Un point de vue que partage Huang Xinyi, 28 ans, producteur de films à Beijing. « Chaque fois que mon chat ronronne contre moi, me donne un coup de tête au visage et se frotte contre ma jambe, je veux le serrer dans mes bras et l'embrasser partout ».

Dans sa génération des 25 à 35 ans, beaucoup d'entre eux poursuivent une carrière bien remplie dans des villes éloignées de leur ville d'origine. « Je me sens parfois seul, mais mon chat a toujours été une bonne compagnie », a-t-il dit, ajoutant « De plus, les chats sont plus indépendants. Je n'ai pas à sortir promener mon chat tous les jours, mais je joue avec lui chaque fois que je trouve un peu de temps libre ».

C'est important pour la plupart des jeunes qui luttent pour trouver un équilibre travail-vie dans les zones urbaines du fait de leur mode de vie trépidant.
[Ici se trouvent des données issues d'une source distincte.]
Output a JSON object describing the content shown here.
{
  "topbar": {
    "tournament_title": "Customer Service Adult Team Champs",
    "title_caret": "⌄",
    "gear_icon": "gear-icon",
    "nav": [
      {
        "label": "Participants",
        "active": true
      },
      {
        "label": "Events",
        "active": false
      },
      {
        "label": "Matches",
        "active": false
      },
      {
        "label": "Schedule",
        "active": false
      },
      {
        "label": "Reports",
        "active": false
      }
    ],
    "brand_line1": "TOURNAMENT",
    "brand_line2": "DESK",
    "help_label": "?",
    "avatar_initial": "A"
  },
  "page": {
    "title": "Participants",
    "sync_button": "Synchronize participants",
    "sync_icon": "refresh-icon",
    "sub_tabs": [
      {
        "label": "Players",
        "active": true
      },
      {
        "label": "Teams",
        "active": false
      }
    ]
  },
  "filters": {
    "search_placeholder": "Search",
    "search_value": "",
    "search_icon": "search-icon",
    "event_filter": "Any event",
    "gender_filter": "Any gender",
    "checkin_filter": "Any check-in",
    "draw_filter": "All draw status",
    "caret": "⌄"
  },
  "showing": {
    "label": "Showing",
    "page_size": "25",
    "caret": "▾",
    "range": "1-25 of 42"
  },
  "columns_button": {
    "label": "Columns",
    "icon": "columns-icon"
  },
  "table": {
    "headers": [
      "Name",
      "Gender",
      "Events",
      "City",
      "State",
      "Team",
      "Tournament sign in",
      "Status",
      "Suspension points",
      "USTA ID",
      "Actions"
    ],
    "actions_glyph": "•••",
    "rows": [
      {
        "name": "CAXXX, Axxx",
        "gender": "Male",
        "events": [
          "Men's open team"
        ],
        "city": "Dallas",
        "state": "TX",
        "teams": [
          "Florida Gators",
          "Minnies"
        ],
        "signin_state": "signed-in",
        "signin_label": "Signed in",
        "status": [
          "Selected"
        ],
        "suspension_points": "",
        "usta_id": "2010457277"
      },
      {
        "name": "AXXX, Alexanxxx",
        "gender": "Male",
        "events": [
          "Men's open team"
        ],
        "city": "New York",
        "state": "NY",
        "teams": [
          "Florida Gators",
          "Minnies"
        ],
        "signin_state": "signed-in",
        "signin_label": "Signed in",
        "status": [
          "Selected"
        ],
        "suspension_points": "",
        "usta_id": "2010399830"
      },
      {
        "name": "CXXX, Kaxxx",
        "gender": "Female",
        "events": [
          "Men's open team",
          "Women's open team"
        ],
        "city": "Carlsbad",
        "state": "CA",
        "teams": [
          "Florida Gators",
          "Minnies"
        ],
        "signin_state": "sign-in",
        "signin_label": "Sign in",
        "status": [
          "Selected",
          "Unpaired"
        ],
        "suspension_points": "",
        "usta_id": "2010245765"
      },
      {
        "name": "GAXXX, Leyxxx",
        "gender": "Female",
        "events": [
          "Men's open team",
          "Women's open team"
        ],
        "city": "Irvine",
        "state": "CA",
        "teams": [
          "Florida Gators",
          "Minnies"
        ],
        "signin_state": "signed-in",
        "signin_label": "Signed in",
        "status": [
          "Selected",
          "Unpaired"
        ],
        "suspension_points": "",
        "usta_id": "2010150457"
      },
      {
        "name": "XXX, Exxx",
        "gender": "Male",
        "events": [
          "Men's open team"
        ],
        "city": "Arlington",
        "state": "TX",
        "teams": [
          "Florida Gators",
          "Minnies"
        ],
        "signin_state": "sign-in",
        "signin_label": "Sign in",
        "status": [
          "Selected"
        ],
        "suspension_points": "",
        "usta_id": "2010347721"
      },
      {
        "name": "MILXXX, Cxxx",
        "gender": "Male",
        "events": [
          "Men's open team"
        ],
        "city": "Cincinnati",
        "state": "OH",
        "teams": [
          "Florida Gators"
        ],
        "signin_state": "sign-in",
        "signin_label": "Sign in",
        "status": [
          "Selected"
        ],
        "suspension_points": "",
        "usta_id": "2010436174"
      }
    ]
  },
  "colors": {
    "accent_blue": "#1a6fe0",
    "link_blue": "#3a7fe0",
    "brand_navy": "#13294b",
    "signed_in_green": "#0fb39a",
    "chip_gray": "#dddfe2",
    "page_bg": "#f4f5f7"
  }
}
Selon un rapport de Frost & Sullivan China, élever un chat comme animal de compagnie coûte un peu moins cher que d'avoir un chien. Le rapport précise que les propriétaires de chats dépensent environ 3 117 yuans par animal chaque année en moyenne, alors que le chiffre correspondant pour un chien est de 4 723 yuans.

Une grande partie des dépenses d'un animal de compagnie concerne la nourriture. Pour un chat, elles se montent à 1 340 yuans environ, les soins médicaux se montant à 742 yuans en moyenne.
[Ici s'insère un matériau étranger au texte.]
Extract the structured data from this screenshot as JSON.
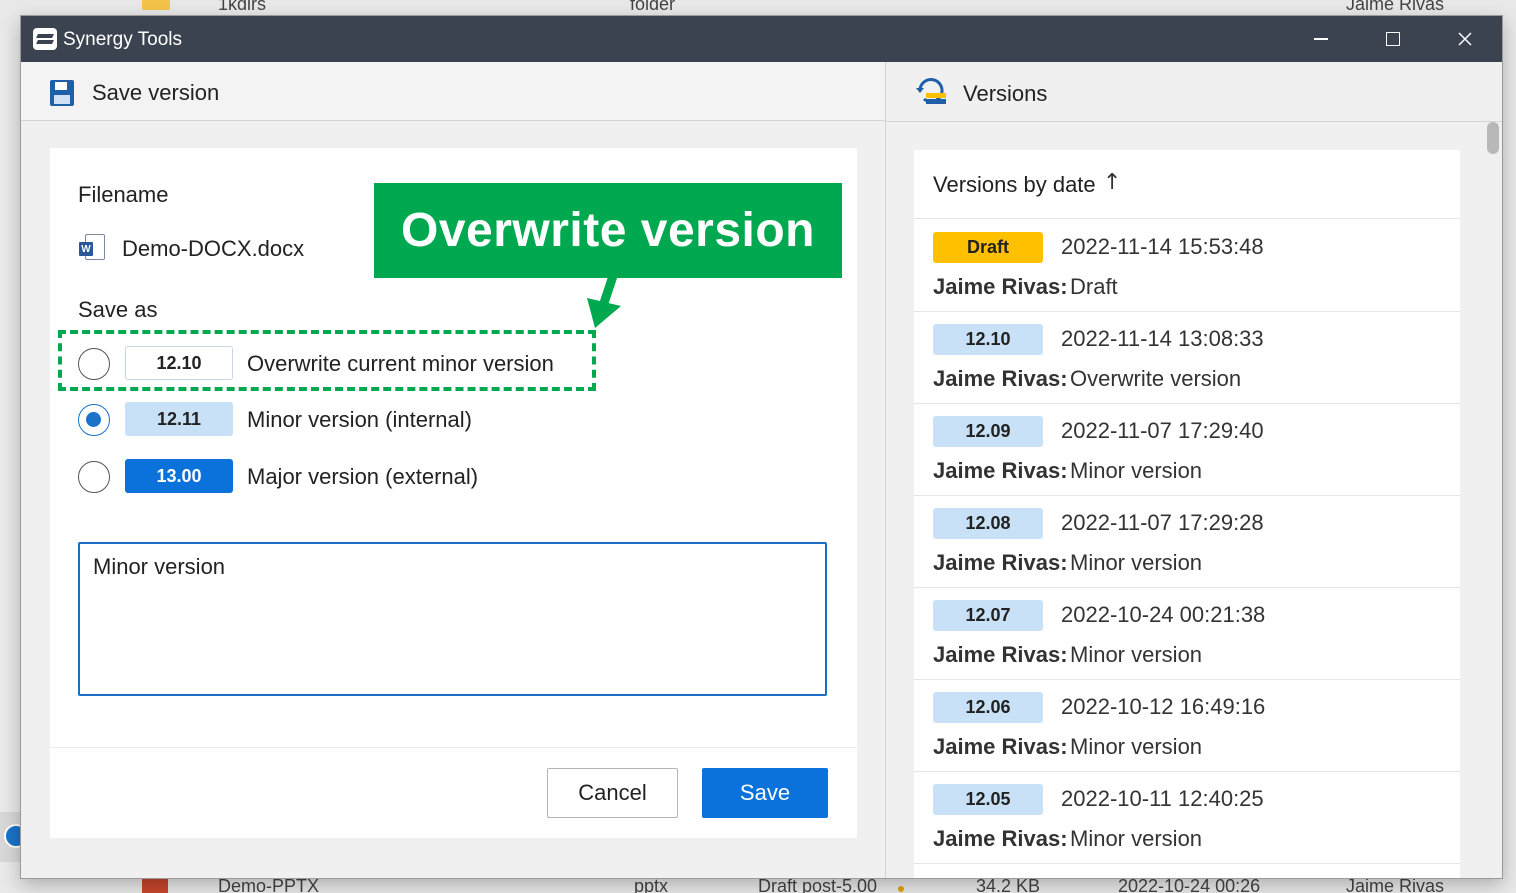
{
  "background": {
    "top_row": {
      "name": "1kdirs",
      "type": "folder",
      "owner": "Jaime Rivas"
    },
    "bottom_row": {
      "name": "Demo-PPTX",
      "type": "pptx",
      "status": "Draft post-5.00",
      "size": "34.2 KB",
      "date": "2022-10-24 00:26",
      "owner": "Jaime Rivas"
    }
  },
  "window": {
    "title": "Synergy Tools"
  },
  "save_panel": {
    "title": "Save version",
    "filename_label": "Filename",
    "filename": "Demo-DOCX.docx",
    "save_as_label": "Save as",
    "options": [
      {
        "version": "12.10",
        "label": "Overwrite current minor version",
        "checked": false
      },
      {
        "version": "12.11",
        "label": "Minor version (internal)",
        "checked": true
      },
      {
        "version": "13.00",
        "label": "Major version (external)",
        "checked": false
      }
    ],
    "comment": "Minor version",
    "cancel_label": "Cancel",
    "save_label": "Save"
  },
  "annotation": {
    "text": "Overwrite version",
    "color": "#00a94f"
  },
  "versions_panel": {
    "title": "Versions",
    "list_title": "Versions by date",
    "sort_icon": "arrow-up-icon",
    "items": [
      {
        "version": "Draft",
        "date": "2022-11-14 15:53:48",
        "author": "Jaime Rivas:",
        "comment": "Draft"
      },
      {
        "version": "12.10",
        "date": "2022-11-14 13:08:33",
        "author": "Jaime Rivas:",
        "comment": "Overwrite version"
      },
      {
        "version": "12.09",
        "date": "2022-11-07 17:29:40",
        "author": "Jaime Rivas:",
        "comment": "Minor version"
      },
      {
        "version": "12.08",
        "date": "2022-11-07 17:29:28",
        "author": "Jaime Rivas:",
        "comment": "Minor version"
      },
      {
        "version": "12.07",
        "date": "2022-10-24 00:21:38",
        "author": "Jaime Rivas:",
        "comment": "Minor version"
      },
      {
        "version": "12.06",
        "date": "2022-10-12 16:49:16",
        "author": "Jaime Rivas:",
        "comment": "Minor version"
      },
      {
        "version": "12.05",
        "date": "2022-10-11 12:40:25",
        "author": "Jaime Rivas:",
        "comment": "Minor version"
      }
    ]
  },
  "colors": {
    "accent": "#0b72db",
    "draft": "#ffc000",
    "minor_chip": "#c8e1f6",
    "titlebar": "#3c4350"
  }
}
« Environ 41% des 99,8 millions de foyers chinois possédant des animaux domestiques ont maintenant des chats, et leur nombre ne cesse de croître », a déclaré Neil Wang, président de Frost & Sullivan China. Par ailleurs, toujours d'après le rapport, en plus des 67 millions de chats de compagnie, il y en a encore plus, adoptés ou donnés par des amis et la famille.

Tout cela a engendré une sorte de culture du chat, couvrant une variété d'activités commerciales. Par exemple, des applications spécialisées proposent un service appelé « cloud petting », qui permettent à ceux qui ne possèdent pas de chat d'en chouchouter un de manière virtuelle. Ces derniers peuvent suivre les « célébrités félines » sur les plates-formes de médias sociaux.
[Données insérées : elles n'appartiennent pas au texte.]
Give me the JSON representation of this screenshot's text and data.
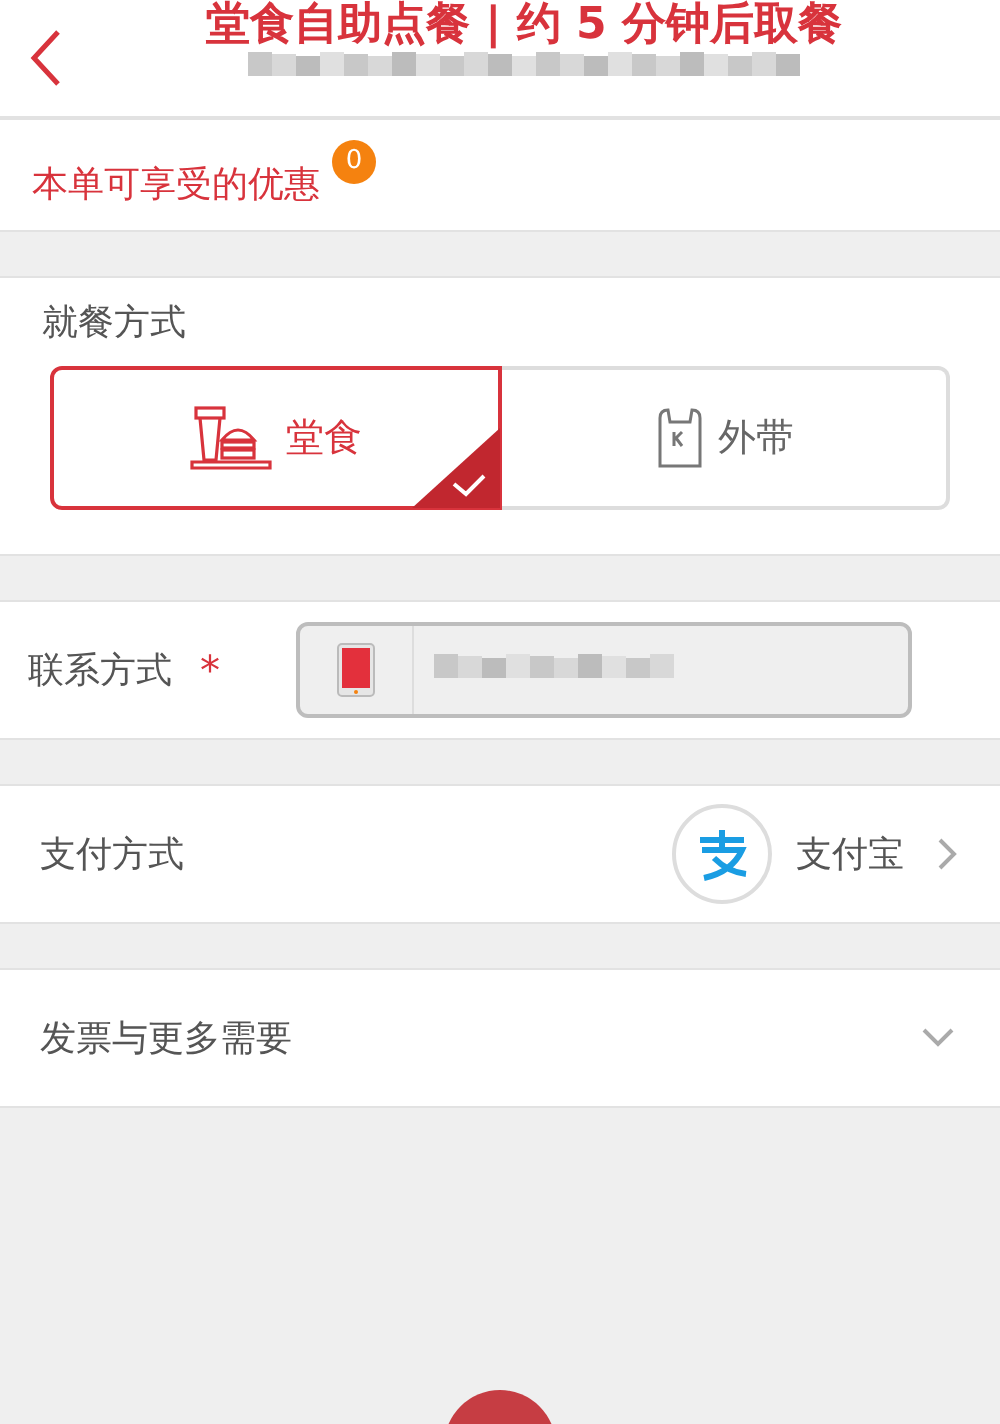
{
  "header": {
    "title": "堂食自助点餐 | 约 5 分钟后取餐"
  },
  "discount": {
    "label": "本单可享受的优惠",
    "count": "0"
  },
  "dining": {
    "label": "就餐方式",
    "options": [
      {
        "kind": "dine-in",
        "label": "堂食",
        "selected": true
      },
      {
        "kind": "takeaway",
        "label": "外带",
        "selected": false
      }
    ]
  },
  "contact": {
    "label": "联系方式",
    "required_mark": "*"
  },
  "payment": {
    "label": "支付方式",
    "method": "支付宝"
  },
  "invoice": {
    "label": "发票与更多需要",
    "expanded": false
  }
}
« Erdou » et « Guazi » sont deux célébrités de ce type sur Douyin, l'une des plateformes de partage de vidéos les plus populaires de Chine. Ils appartiennent à la même personne qui a posté leurs vidéos sur un compte appelé « Liu Erdou qui peut parler ». Le compte est rapidement devenu très populaire, attirant plus de 46 millions de followers et 390 millions de « pouces en l'air » (ou « likes »).

La gestionnaire du compte a commencé à recevoir des offres publicitaires de marques reconnues. Cette dernière lui a demandé de donner son soutien à certains produits dans ses vidéos courtes.

Ce n'est qu'une façon de gagner de l'argent dans l'économie des chats. Car de nombreuses personnes fabriquent des produits ou offrent des services qui rendent la vie des chats plus agréable et leurs propriétaires plus heureux.

Par exemple, un masseur électrique pour le cuir chevelu coûte environ 120 yuans et un « FURminator » (peigne de toilettage pour chat) plus de 100 yuans, avec un petit cadeau en bonus, sous la forme d'un peigne pour le propriétaire du chat ! Ensuite, il y a un toboggan intérieur pour 300 yuans, toutes sortes de lits, et bien d'autres choses encore.

Pourtant, tout cela n'est que la partie visible de l'iceberg de l'économie féline. Les soins médicaux, les parcs à thème et les services de pension pour animaux de compagnie élargissent aussi le secteur. Les vacances de la Fête du Printemps, en février, ont été une période de pointe pour des services de ce type, car de plus en plus de propriétaires d'animaux de compagnie ont eu tendance à recourir aux hôtels de luxe pour animaux de compagnie car les chenils d'accueil ordinaires étaient surbookés.

Liu Ronghuan, 35 ans, professeur d'université à Beijing, s'est dite très satisfaite de l'hôtel pour animaux de compagnie qu'elle a choisi pour son chat. Il offrait des services de luxe comme des massages, des salons de beauté et des photos de portraits d'animaux. Le séjour de sept jours lui a coûté environ 5 000 yuans, presque le même prix qu'une chambre d'hôtel trois étoiles.

« Au-delà du prix, je me suis davantage souciée de savoir si mon chat passait un moment agréable pendant la réunion de famille", a-t-elle dit.